What in fact is really going on, if I were being fair—which is hard, because I’ve just paid my phone bill—is that this is the iceberg tip of a massive paradigm shift away from analog calling, at every level across the board.
It’s not just a shift from PSTN, or Public Switched Telephone Network, in favor of IP-based calling, either. PSTN is the old-school wireline circuit that uses copper wires for analog voice. Half of residential U.S. wireline service is VoIP, according to a recent FCC report.
But all calling, including mobile, is going IP.
Apple
Kevin Fitchard, writing in a June Gigaom article, spotted a crucial bullet point in a list of capabilities presented to the media at Apple’s WWDC 2014, a developers conference, that said that Apple’s upcoming, likely fall release, of its next mobile operating system, iOS 8, would have built-in support for Wi-Fi calling. No support from Apple would be a hindrance to adoption.
MVNOs
We’re seeing MVNO’s, or Mobile Virtual Network Operators, pinning entire business plans based on Wi-Fi calling. MVNOs are the companies that have historically bought minutes and capacity from MNOs. MVNOs then re-sell to end users under their own branding.
Scratch Wireless and Republic Wireless are hybrid MVNOs, using Sprint, that switch automatically between VoIP and the mobile network. They pitch users that the savings—generated by free Wi-Fi calling, as opposed to greedy network calls—are passed along to the customer.
VoLTE Services
VoLTE is the shifting of all elements of the mobile network call to the data path. It’s made possible because bandwidth is now spunky enough for voice calls to be routed over the LTE Internet portion of the carrier’s network—making the 2G and 3G voice parts of the network redundant. In other words, everything goes over the data element.
MNOs will be pitching VoLTE to consumers as a form of “HD” calling. But, in fact, what it does, in addition to sounding a bit better, is reduce the amount of networks that MNOs need to maintain, according to Ryokurin, in a comment on an Engadget article on the subject.
MNOs have had problems getting it to work properly, though. But it’s so important—as with replacing cumbersome analog PSTN circuits with packets—that the carriers aren't going to give up on it. Wide-scale deployments have been delayed with missed deadlines.
A bit of history
I remember the days, not so long ago, when us Angelinos, dependent on communications technology, would dread the onslaught of a pounding rainy season.
It wasn’t because we don’t need rain here — LA is semi-arid, and almost desert — or that we’re wussies who are scared of getting wet.

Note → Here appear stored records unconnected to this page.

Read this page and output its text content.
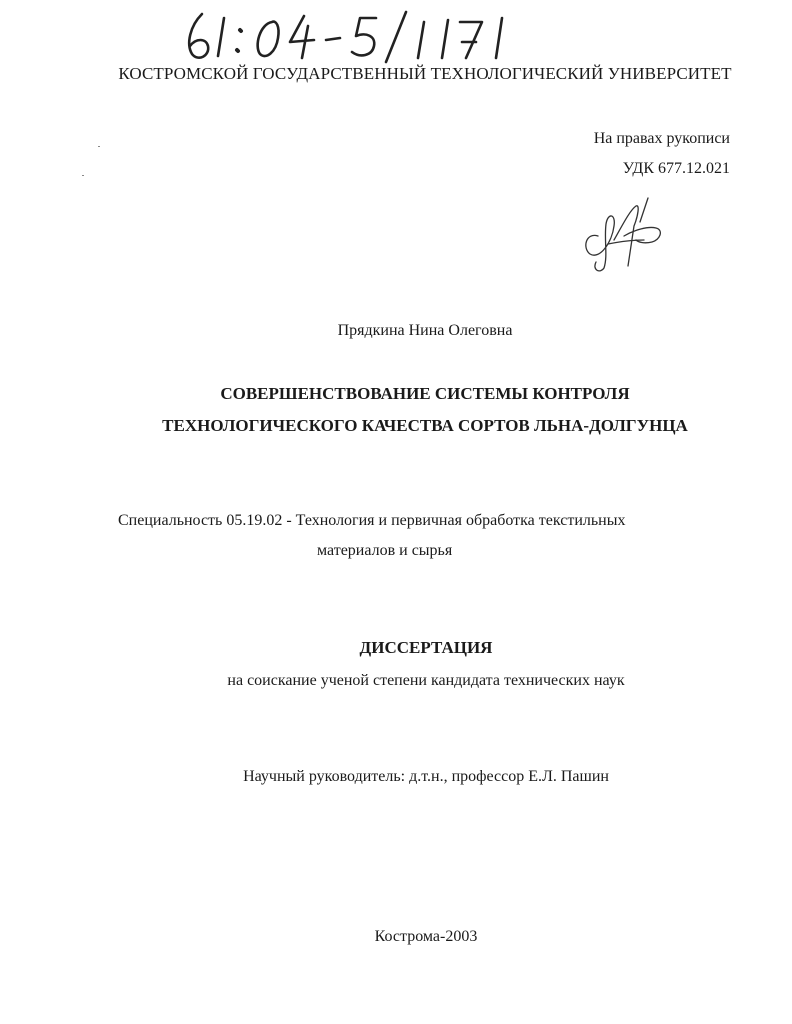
КОСТРОМСКОЙ ГОСУДАРСТВЕННЫЙ ТЕХНОЛОГИЧЕСКИЙ УНИВЕРСИТЕТ
На правах рукописи
УДК 677.12.021
Прядкина Нина Олеговна
СОВЕРШЕНСТВОВАНИЕ СИСТЕМЫ КОНТРОЛЯ
ТЕХНОЛОГИЧЕСКОГО КАЧЕСТВА СОРТОВ ЛЬНА-ДОЛГУНЦА
Специальность 05.19.02 - Технология и первичная обработка текстильных
материалов и сырья
ДИССЕРТАЦИЯ
на соискание ученой степени кандидата технических наук
Научный руководитель: д.т.н., профессор Е.Л. Пашин
Кострома-2003
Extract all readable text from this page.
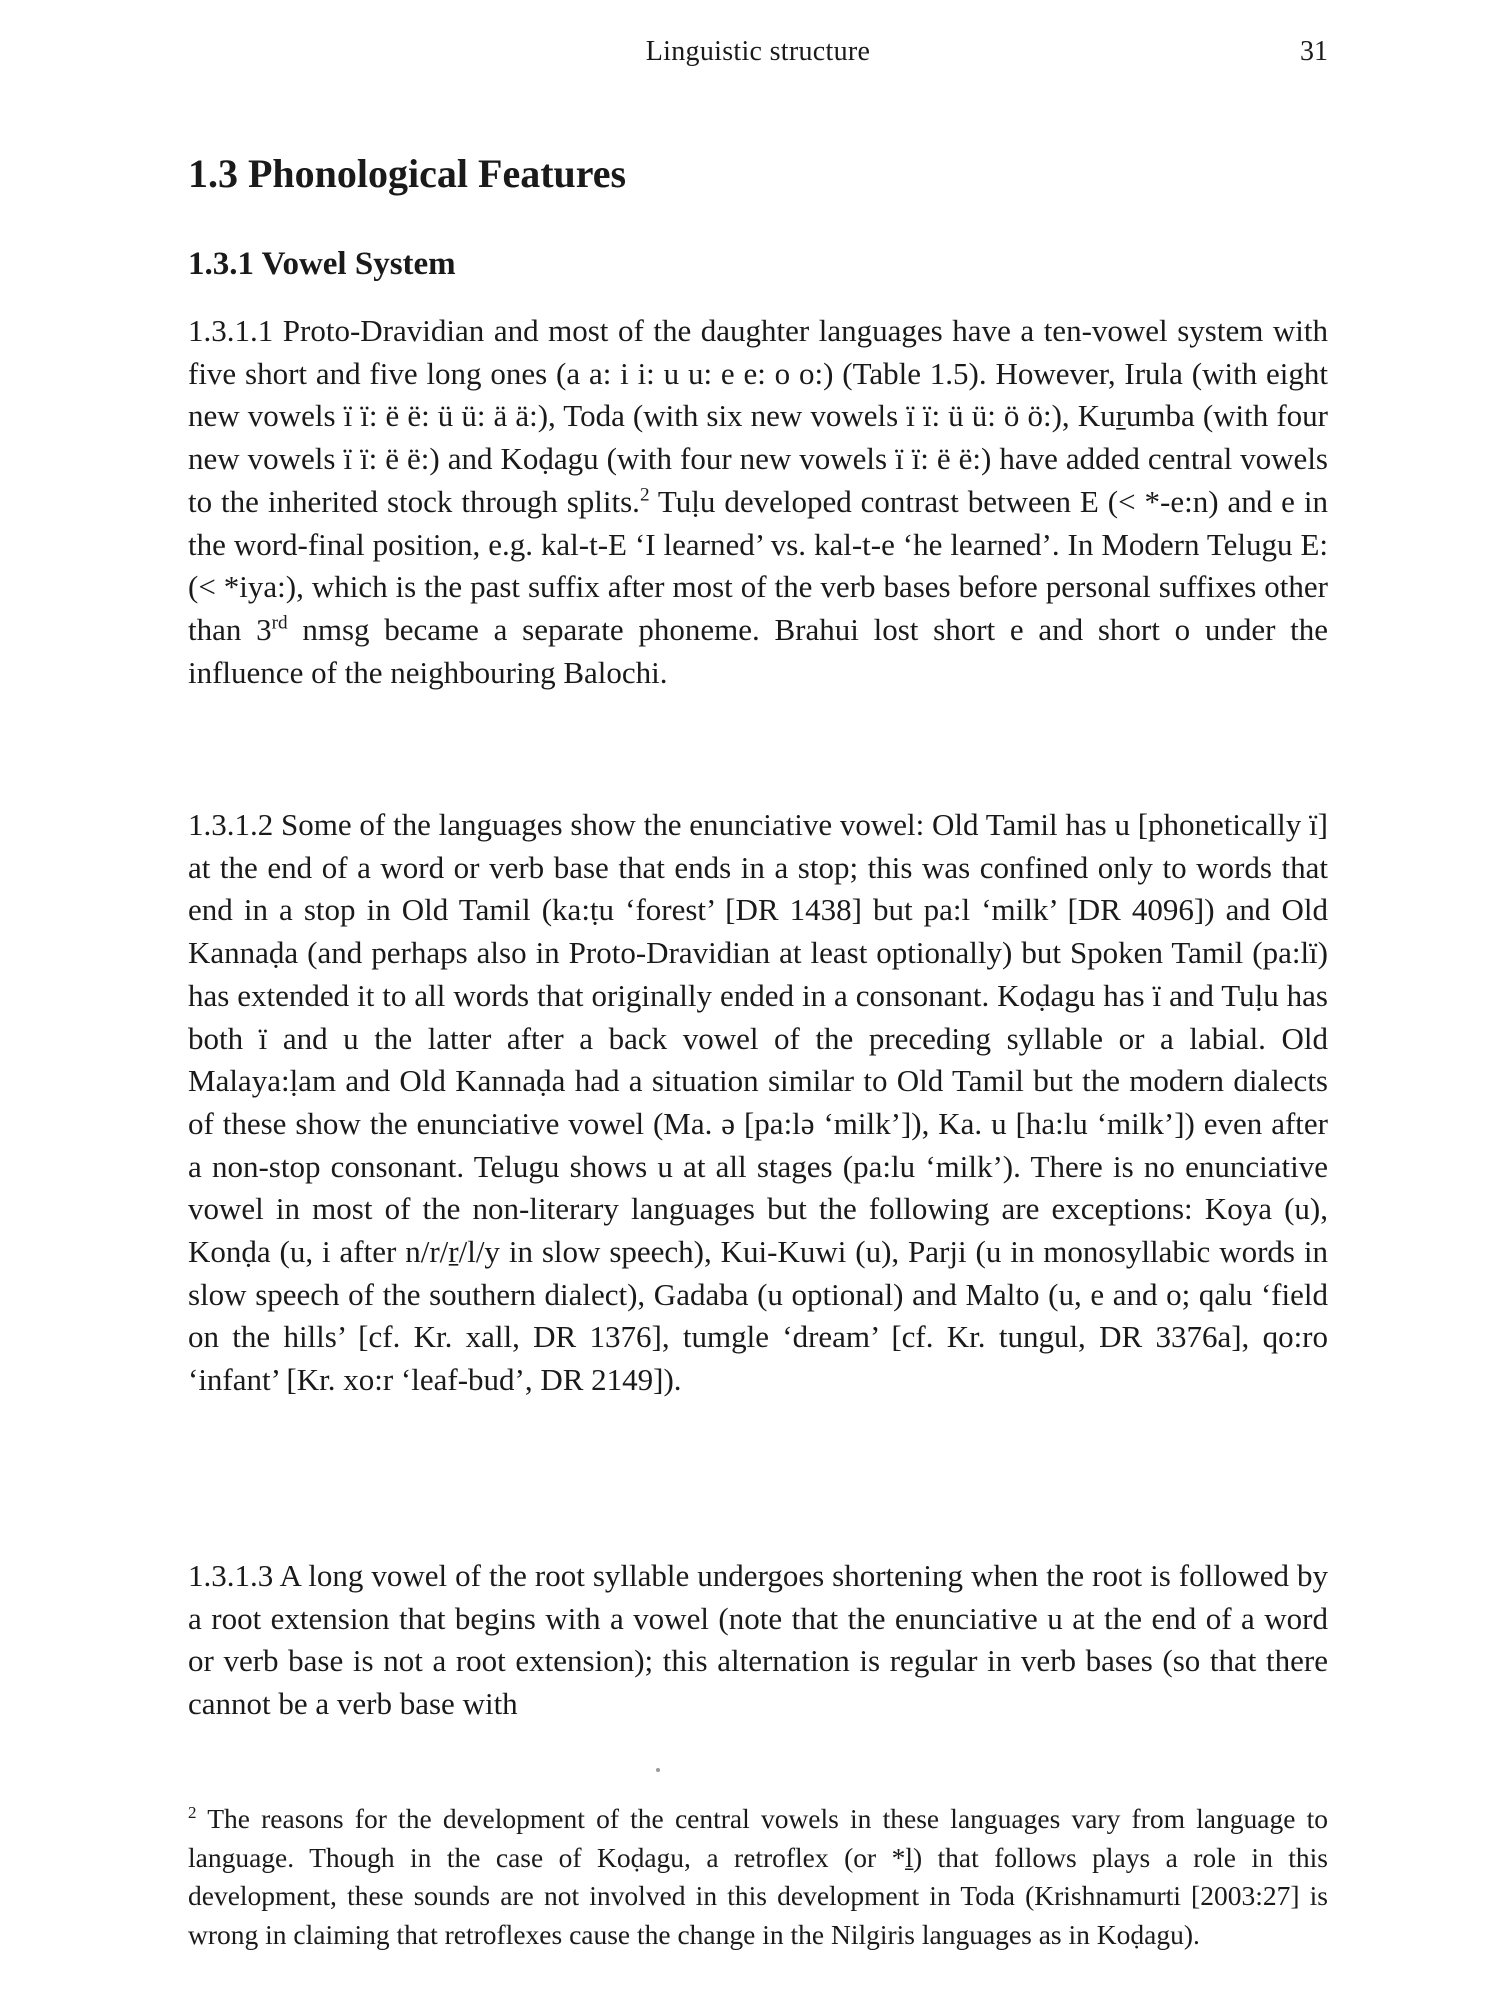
Linguistic structure	31
1.3 Phonological Features
1.3.1 Vowel System

1.3.1.1 Proto-Dravidian and most of the daughter languages have a ten-vowel system with five short and five long ones (a a: i i: u u: e e: o o:) (Table 1.5). However, Irula (with eight new vowels ï ï: ë ë: ü ü: ä ä:), Toda (with six new vowels ï ï: ü ü: ö ö:), Kuṟumba (with four new vowels ï ï: ë ë:) and Koḍagu (with four new vowels ï ï: ë ë:) have added central vowels to the inherited stock through splits.$^2$ Tuḷu developed contrast between E (< *-e:n) and e in the word-final position, e.g. kal-t-E ‘I learned’ vs. kal-t-e ‘he learned’. In Modern Telugu E: (< *iya:), which is the past suffix after most of the verb bases before personal suffixes other than 3rd nmsg became a separate phoneme. Brahui lost short e and short o under the influence of the neighbouring Balochi.

1.3.1.2 Some of the languages show the enunciative vowel: Old Tamil has u [phonetically ï] at the end of a word or verb base that ends in a stop; this was confined only to words that end in a stop in Old Tamil (ka:ṭu ‘forest’ [DR 1438] but pa:l ‘milk’ [DR 4096]) and Old Kannaḍa (and perhaps also in Proto-Dravidian at least optionally) but Spoken Tamil (pa:lï) has extended it to all words that originally ended in a consonant. Koḍagu has ï and Tuḷu has both ï and u the latter after a back vowel of the preceding syllable or a labial. Old Malaya:ḷam and Old Kannaḍa had a situation similar to Old Tamil but the modern dialects of these show the enunciative vowel (Ma. ə [pa:lə ‘milk’]), Ka. u [ha:lu ‘milk’]) even after a non-stop consonant. Telugu shows u at all stages (pa:lu ‘milk’). There is no enunciative vowel in most of the non-literary languages but the following are exceptions: Koya (u), Konḍa (u, i after n/r/ṟ/l/y in slow speech), Kui-Kuwi (u), Parji (u in monosyllabic words in slow speech of the southern dialect), Gadaba (u optional) and Malto (u, e and o; qalu ‘field on the hills’ [cf. Kr. xall, DR 1376], tumgle ‘dream’ [cf. Kr. tungul, DR 3376a], qo:ro ‘infant’ [Kr. xo:r ‘leaf-bud’, DR 2149]).

1.3.1.3 A long vowel of the root syllable undergoes shortening when the root is followed by a root extension that begins with a vowel (note that the enunciative u at the end of a word or verb base is not a root extension); this alternation is regular in verb bases (so that there cannot be a verb base with

$^2$ The reasons for the development of the central vowels in these languages vary from language to language. Though in the case of Koḍagu, a retroflex (or *ḻ) that follows plays a role in this development, these sounds are not involved in this development in Toda (Krishnamurti [2003:27] is wrong in claiming that retroflexes cause the change in the Nilgiris languages as in Koḍagu).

Admittedly, Angelinos do drive faster in the rain. But that’s so they can get home quickly, before they have an accident.
The dread, though, was because the phone lines would short out.
Amazingly, Ma Bell used to use paper and cotton there as insulators, a lineman told me. Presumably, the system was designed in the dry, non-rainy season.
Well, all I can say is: I hope the engineers of the IP systems check the weather forecast from time-to-time.